Bodensee'den enfes bir görüntü
Kurban Bayramı arefesindeyiz biraz erken uyuyoruz. Sabah bizi saat 7:00 de Bayram Namazı için alıyorlar. Türklerin yaptırdığı Mehmet Akif Camiine doğru yola çıkıyoruz. Camiye yaklaştığımızda yol kenarında birçok arabanın park etmil olduğunu görüyor ve seviniyoruz. Namaza ilgi çok yoğun. Diyanet İşleri tarafından bu camiye bir imam atanmış. Camide farklı milletlerden müslümanlar var. İmam hutbeyi Türkçe okuduktan sonra küçük bir çocuğa almancasını okutuyor. Çok güzel bir görüntü.  Namaz bittikten sonra bayramlaşma için sıraya giriyoruz. Çok güzel anlar. Türkler ve diğer müslümanlar birlikte olmanın gücünü hissediyorlar. Herkes takım elbise giyinmiş. Gurbette onlar için bayramı geçirmek nasıl bir duygu bilemiyorum ama benim için eşsiz bir tecrübe oldu. 
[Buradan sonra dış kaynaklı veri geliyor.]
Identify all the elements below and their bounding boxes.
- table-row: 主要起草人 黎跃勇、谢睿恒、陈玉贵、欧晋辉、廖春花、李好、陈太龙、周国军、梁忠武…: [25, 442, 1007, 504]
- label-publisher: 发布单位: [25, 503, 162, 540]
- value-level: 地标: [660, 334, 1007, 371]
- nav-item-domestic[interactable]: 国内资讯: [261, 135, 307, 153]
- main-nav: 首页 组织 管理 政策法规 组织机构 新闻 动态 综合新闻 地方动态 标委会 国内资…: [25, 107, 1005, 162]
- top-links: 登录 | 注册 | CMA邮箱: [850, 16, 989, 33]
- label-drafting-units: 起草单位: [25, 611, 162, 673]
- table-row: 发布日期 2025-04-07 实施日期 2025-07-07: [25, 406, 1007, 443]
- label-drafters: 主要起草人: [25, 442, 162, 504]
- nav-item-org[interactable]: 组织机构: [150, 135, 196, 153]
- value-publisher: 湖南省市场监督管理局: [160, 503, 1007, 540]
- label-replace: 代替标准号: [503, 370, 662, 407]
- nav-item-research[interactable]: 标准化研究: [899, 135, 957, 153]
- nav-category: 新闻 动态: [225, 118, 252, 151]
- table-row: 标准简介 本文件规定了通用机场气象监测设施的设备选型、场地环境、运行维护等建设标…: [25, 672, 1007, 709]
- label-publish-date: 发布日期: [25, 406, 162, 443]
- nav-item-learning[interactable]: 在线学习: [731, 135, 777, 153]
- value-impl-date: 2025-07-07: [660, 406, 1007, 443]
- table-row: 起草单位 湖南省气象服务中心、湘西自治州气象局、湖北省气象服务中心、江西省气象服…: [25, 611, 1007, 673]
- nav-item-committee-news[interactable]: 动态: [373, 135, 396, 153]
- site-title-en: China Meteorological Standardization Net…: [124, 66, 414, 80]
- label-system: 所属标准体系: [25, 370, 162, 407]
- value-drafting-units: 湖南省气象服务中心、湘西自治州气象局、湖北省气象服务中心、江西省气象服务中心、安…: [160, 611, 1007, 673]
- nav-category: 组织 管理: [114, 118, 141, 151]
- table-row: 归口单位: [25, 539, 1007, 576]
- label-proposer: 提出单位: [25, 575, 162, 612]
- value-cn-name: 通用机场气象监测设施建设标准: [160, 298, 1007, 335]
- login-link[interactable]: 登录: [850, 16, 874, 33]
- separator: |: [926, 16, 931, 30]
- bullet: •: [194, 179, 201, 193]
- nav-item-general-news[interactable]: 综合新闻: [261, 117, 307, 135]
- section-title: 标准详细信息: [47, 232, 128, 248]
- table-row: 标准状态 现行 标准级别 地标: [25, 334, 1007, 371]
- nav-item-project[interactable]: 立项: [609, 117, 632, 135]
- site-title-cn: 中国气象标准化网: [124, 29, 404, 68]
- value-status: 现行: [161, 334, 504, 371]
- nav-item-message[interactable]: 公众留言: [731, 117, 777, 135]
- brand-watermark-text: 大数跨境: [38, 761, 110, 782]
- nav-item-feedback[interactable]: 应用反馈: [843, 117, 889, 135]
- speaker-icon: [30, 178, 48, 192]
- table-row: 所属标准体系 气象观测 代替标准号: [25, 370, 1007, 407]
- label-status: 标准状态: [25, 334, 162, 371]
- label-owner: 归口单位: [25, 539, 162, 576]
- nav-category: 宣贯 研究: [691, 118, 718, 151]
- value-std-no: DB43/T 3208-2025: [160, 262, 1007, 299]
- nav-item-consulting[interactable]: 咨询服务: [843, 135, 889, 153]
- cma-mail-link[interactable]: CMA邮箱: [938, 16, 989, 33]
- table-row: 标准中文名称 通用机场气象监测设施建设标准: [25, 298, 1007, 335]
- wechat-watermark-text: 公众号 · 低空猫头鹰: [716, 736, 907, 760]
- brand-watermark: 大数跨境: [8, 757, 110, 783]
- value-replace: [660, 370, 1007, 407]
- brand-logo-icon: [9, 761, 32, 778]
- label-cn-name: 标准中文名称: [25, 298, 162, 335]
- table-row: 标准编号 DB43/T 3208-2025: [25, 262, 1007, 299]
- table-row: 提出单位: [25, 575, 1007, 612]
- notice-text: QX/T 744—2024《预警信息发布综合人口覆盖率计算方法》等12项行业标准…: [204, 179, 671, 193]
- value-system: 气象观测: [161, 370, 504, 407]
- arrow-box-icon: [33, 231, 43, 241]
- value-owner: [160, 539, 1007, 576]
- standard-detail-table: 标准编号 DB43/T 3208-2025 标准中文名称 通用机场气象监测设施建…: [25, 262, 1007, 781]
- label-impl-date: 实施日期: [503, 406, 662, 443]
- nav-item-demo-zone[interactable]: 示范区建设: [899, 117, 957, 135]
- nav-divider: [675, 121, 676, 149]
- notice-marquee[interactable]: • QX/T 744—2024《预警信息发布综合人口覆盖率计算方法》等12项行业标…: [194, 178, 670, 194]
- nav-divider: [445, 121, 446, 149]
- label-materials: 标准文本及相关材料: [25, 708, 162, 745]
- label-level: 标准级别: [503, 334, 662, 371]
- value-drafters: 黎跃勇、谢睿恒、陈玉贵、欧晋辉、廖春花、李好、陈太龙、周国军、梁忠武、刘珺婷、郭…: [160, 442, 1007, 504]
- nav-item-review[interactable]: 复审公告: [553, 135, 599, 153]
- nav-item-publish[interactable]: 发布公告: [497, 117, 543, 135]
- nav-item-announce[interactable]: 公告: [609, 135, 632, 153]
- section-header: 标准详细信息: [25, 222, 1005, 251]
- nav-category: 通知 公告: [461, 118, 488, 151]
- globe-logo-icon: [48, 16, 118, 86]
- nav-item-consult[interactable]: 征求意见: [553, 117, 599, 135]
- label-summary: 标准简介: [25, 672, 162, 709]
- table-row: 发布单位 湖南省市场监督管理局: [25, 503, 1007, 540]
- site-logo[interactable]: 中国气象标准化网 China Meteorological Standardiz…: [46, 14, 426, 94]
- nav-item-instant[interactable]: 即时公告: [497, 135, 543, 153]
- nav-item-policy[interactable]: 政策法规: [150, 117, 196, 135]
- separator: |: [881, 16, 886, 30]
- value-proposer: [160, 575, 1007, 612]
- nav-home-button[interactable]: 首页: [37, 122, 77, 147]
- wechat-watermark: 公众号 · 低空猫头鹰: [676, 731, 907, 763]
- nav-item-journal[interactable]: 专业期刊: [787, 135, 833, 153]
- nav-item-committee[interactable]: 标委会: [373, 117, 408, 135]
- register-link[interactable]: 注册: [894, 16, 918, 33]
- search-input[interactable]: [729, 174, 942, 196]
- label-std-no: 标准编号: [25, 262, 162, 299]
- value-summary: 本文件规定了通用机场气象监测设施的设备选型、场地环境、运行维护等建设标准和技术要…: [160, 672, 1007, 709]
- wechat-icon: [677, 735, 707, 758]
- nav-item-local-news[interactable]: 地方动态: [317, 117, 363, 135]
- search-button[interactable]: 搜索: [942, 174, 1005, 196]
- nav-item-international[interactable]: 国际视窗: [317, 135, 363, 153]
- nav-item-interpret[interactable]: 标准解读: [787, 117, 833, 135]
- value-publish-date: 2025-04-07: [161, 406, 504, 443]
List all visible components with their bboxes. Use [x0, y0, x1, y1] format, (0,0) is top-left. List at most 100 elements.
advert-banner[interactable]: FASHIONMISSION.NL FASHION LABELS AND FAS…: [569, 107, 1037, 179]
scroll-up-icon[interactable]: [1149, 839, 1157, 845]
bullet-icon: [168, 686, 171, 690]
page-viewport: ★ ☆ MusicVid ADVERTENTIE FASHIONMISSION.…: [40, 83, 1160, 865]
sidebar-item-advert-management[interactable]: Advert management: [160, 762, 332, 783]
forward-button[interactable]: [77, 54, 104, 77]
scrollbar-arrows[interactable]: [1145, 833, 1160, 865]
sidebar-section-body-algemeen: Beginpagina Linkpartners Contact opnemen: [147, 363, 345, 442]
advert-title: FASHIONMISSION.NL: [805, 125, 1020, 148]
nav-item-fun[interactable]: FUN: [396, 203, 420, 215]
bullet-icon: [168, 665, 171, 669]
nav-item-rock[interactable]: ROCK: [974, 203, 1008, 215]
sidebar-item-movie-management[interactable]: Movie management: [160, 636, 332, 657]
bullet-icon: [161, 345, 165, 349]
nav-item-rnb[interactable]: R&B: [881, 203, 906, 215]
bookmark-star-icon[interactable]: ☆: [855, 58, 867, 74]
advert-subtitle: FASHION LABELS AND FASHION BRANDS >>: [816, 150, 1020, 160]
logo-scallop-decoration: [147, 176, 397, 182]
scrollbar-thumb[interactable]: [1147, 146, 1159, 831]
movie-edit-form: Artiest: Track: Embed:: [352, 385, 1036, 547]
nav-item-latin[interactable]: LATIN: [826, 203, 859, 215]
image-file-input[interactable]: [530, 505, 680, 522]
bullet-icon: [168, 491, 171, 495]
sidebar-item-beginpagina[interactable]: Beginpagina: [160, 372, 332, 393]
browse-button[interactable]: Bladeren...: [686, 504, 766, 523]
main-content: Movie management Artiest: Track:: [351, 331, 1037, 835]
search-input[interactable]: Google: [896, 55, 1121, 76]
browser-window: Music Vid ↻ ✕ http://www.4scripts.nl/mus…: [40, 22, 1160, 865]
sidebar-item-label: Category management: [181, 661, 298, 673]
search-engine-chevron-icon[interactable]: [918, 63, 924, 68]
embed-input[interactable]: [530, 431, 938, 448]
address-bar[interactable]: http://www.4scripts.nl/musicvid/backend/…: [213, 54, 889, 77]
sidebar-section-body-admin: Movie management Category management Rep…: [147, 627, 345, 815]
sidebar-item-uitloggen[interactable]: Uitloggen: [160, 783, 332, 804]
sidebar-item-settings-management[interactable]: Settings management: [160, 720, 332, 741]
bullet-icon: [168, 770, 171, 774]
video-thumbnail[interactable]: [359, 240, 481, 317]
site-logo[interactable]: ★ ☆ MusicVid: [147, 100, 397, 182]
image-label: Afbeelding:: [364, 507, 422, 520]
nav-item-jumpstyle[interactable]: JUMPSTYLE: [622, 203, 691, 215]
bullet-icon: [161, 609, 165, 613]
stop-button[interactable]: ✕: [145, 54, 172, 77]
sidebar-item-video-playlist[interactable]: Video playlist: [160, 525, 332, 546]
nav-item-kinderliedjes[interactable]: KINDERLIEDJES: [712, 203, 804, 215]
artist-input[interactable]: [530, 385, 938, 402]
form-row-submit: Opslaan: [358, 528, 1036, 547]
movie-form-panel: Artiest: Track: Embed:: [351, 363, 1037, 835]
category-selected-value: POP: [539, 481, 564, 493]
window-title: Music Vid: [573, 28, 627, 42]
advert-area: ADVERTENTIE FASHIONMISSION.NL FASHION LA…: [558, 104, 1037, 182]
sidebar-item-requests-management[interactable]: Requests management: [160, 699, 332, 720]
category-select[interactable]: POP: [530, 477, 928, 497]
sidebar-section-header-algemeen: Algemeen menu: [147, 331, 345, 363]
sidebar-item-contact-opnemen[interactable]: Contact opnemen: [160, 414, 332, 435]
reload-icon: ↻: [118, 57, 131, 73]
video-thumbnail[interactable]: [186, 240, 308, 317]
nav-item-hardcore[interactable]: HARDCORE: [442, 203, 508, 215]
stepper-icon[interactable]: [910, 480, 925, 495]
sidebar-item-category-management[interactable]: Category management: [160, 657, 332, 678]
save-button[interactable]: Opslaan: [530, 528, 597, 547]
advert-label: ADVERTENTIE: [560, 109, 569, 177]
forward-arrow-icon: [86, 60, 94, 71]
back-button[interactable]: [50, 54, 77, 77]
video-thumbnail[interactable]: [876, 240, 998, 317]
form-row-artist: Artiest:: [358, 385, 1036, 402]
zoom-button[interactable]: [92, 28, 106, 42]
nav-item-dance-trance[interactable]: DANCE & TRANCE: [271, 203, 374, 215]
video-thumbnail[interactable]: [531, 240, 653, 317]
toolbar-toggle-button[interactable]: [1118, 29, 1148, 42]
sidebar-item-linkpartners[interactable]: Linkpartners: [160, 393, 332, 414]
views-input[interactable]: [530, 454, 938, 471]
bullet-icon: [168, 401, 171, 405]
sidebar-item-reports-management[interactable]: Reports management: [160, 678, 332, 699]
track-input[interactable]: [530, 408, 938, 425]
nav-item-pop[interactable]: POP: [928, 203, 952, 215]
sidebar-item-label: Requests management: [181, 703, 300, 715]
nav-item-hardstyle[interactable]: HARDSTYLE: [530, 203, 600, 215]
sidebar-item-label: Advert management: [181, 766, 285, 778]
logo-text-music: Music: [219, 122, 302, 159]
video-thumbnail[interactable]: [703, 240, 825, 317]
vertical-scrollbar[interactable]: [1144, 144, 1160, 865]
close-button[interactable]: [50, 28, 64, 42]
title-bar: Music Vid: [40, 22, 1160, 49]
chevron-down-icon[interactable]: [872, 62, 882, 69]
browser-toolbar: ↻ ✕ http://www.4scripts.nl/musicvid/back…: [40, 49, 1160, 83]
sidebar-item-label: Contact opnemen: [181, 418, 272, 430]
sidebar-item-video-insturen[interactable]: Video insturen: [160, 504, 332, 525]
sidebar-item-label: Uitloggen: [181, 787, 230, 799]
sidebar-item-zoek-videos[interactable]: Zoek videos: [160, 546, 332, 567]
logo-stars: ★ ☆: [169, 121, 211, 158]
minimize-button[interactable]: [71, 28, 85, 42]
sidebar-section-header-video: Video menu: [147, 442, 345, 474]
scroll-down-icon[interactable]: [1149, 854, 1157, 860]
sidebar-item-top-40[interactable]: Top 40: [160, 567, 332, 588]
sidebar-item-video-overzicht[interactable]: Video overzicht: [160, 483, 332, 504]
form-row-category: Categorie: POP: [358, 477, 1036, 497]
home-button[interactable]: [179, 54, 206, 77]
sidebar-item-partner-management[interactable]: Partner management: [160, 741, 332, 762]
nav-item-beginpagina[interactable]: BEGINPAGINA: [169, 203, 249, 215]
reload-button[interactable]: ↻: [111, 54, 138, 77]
Eskiden bir şarap fabrikası olan Mehmet Akif Camii
İleride bu hale gelecek
Bayram Namazı
Peki ! Friedrichshafen ve Alman kültürü ile ilgili olarak ne düşünüyorsun diye soracağınızı tahmin ederek kısa süre içerisinde gördüğüm birkaç şeyi yazmak istiyorum.


Hakikaten denildiği gibi Almalar çok iyi planlanmış bir devlet sistemi içerinde disiplinli yaşamaya alışmış bir millet. İklimin soğuk ve yağışlı olması bu insanların karakter yapılarına da yansımış. Robotik bir yaşam var sanki şehirde. Alt yapı büyk oranda halledilmiş. Teknik olarak çok ileri seviyede olan bu ülkede doğa da çok başarılı bir şekilde korunmuş. Almanyadan gelen Almancıların anlattığı, "Abi adamlar tüm kurallara harfiyen uyarlar" klişesinin hakikaten hala geçerli olduğunu gördük. Araç takip mesafesi, trafik ışıklarına uygun haraket etme vb.. birçok kural harfiyen uygulanıyor. Her zaman söylediğim gibi Türkiyedeki tüm belediye başkanları yurtdışına sık sık çıkmalı. Almanya mutlaka görülmeli. Özellikle Melih Gökçek mutlaka Almanyada 10-15 sene kalmalı :) 


Tabi bir toplum sadece teknikle, bilimle vb. şeylerle ayakta kalamaz. Orada duyduklarımız ve gördüklerimizle şu yorumu yapabiliriz. Almanyada bireysel yaşam yani arkadaşlık, dostluk, Anne-Baba, misafirlik vb. toplumun kaynaşması için olmazsa olmaz kavramlar her geçen gün yok oluyormuş. Modernleşme bir yandan refahı sağlarken bir yandan da tembellik, tüketim, ahlaki çöküntü, tahammülsüzlük vb. kavramları beraberinde getiriyor. Buraya not düşelim ve bekleyelim!! Acaba sadece teknikle bir ülke ne kadar ayakta kalabilir? Bakıp göreceğiz.